Küfür

Emin Varol

 

Depremler bizi acıyı yaşamağa mahkum etti. Depremden üç gün sonra, deprem bölgesine giden AKP'li Cumhurbaşkanı, makam aracına binerken, depremzede bir kadına "Olanlar hep oldu. Bunlar kader planının içerisinde olan şeyler" dedi. Daha önce maden faciaları içinde "Bunlar işin fıtratında var" demişti. AKP'li Cumhurbaşkanı bu yaşanan olumsuzlukların Tanrı tarafından belirlendiğini, Tanrının taktirinin önüne geçilemeyeceğini, insanoğlunun yapacak pek bir şeyi olmadığına, inanıyor. Sen Tanrının verdiği aklı kullanma, gerekli önlemleri alma, sonrada faturayı tanrıya kes.

Bilim adamları yıllarca evvel deprem bölgesinde 7.4 ten daha büyük bir deprem olacağını rapor ettiler. Fakat bu raporlar sümen altı edildi. Depreme dayanıklı binaların inşa edilmesi sağlanmadı. Depremin etkisi azaltacak hiçbir önlem alınmadı. Depremden sonra arama kurtarma çalışmaları, yardım malzemelerinin ihtiyaç sahiplerine ulaştırılması, yaralılara acil müdahale için gerekli sağlık önlemlerinin alınması, silahlı kuvvetlerin derhal devreye alınması, gıda ve giyecek ihtiyacının derhal karşılanması, barınma sorununun acilen çözümlenmesi gibi hususlar organize edilmedi. Bu önlemler alınmayınca deprem yıktı geçti.

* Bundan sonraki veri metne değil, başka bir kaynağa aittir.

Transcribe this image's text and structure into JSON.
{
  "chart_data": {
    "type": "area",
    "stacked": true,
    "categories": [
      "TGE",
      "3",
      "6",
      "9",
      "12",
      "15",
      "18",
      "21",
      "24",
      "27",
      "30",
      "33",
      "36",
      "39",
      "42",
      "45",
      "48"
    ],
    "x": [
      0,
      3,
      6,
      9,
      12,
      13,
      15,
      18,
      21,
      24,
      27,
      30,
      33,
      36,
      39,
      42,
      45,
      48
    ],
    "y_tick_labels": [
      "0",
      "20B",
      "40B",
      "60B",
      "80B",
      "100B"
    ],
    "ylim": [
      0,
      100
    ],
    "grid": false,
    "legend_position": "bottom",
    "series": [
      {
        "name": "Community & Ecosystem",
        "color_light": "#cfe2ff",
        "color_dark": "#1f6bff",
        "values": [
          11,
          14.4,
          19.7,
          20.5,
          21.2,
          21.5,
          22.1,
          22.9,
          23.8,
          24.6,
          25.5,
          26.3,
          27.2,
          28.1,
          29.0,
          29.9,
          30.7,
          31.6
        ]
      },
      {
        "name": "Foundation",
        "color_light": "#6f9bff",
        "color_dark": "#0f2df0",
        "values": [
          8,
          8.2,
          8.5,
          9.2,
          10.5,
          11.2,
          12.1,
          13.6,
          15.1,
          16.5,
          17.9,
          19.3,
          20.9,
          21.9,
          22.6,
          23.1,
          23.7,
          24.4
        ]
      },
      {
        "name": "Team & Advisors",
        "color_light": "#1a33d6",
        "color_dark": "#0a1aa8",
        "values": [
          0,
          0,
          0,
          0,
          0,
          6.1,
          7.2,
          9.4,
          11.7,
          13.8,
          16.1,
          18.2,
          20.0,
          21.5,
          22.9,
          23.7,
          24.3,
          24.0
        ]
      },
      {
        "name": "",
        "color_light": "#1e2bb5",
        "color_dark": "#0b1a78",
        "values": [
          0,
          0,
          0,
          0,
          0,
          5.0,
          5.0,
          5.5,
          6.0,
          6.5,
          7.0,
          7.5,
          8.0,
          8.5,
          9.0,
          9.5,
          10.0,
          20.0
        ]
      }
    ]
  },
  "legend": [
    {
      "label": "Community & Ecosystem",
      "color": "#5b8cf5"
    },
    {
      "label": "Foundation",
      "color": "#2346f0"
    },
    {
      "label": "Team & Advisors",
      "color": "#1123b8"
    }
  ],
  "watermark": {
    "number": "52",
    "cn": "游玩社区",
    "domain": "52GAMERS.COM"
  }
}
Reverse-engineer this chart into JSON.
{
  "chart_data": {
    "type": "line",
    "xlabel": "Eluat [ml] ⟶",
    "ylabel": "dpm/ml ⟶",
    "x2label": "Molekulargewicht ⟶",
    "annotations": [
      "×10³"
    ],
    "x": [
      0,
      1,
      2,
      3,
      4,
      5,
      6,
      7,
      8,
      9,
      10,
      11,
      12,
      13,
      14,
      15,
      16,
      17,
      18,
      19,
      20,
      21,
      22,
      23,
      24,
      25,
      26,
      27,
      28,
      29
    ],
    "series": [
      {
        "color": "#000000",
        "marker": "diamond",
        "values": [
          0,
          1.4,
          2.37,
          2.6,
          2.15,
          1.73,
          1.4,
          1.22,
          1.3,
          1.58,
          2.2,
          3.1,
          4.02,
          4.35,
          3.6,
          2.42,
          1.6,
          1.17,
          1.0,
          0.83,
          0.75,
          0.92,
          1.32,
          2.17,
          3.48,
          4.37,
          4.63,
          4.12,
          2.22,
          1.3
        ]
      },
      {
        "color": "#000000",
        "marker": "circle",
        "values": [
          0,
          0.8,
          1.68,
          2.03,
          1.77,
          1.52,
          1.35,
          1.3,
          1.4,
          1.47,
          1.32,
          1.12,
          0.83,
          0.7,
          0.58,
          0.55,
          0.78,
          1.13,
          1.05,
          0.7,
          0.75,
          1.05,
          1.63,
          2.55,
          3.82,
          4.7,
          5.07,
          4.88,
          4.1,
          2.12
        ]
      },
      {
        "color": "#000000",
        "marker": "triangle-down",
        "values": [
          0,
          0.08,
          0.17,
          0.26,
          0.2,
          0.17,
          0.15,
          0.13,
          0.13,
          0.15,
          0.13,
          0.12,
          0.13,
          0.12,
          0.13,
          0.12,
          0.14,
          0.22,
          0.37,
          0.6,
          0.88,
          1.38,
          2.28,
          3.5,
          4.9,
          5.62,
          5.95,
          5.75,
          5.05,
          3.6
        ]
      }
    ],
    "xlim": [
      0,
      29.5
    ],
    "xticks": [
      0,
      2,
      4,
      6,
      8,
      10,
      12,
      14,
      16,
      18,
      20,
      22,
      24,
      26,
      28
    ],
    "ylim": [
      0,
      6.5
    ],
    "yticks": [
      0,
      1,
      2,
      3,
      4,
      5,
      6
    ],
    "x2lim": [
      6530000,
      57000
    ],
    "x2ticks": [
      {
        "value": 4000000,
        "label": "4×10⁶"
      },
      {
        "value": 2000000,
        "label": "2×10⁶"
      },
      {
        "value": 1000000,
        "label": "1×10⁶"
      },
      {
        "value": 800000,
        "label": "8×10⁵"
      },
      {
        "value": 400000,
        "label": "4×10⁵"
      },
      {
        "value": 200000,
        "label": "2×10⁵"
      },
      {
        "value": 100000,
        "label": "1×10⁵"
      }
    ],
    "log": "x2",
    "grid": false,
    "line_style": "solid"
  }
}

Bu acizliğin, beceriksizliğin, basiretsizliğin bedelini masum insanlar canlarıyla ödedi, ödüyor. Bundan sorumlu olanlar, Tanrıyı parmağıyla göstererek işte suçlu diyor. Depremde birçok masum insan ezilerek can verdi. Bunların arasında hiçbir şeyden haberi olmayan çocuklarda vardı. Tanrını bu insanların ölümünü böyle takdir ettiğine inanmak Tanrıya hiç inanmamaktan daha beterdir. Tanrıya inanmamak küfürdür. Bu tutum küfürden de beterdir. Tanrı insanların canlarını işkenceyle alıp birçok masum insanında sakat kalmasına neden olacak bir eylemde bulunacak kadar zalim asla değildir. Din tacirlerinin dine verdiği zararı dine inanmayanlar veremez. Depremin Tanrının takdiri olduğunu söylemek Tanrının zalimliğini kabul etmektir. AKP'li Cumhurbaşkanı" bunlar kader planının içinde olan şeylerdir" diyerek depremin Tanrı tarafından yaratıldığını, masun insanların işkenceyle can vermelerini, çocukların, bebeklerin insanı kahreden bir biçimde hayattan kopmalarını, insanların sakat kalmalarını, insanların aç, susuz ve barınaksız sıkıntılı günler geçirmesini Tanrı taktir etmiştir. Din tacirlerine göre Tanrı acımasız bir zalimdir.

Tanrı insanlara aklı sorunlarını çözümlemek için vermiştir. Aklını kullanırsan ödüllendirilirsin kullanmazsan bedel ödemeye mahkumsun. Aklın kullanılmamasından doğan bedelin faturasını Tanrıya ödetmeğe kalkmak ne dinle ne imanla ve nede insafla bağdaşır. Böyle sorumsuz bir davranış küfürdür. Din tacirleri dini kullanarak siyasi rant sağlamak peşindedir. Böylesine sorumsuz bir davranış en büyük zararı dine vermektedir. Zalim ve acımasız bir Tanrıya aklı başında hiç kimse inanmaz.

Dini din tacirlerinin elinden kurtarmak mütedeyyin olanların görevidir. Önümüzdeki seçimleri bu yönden de değerlendirmek gerekir.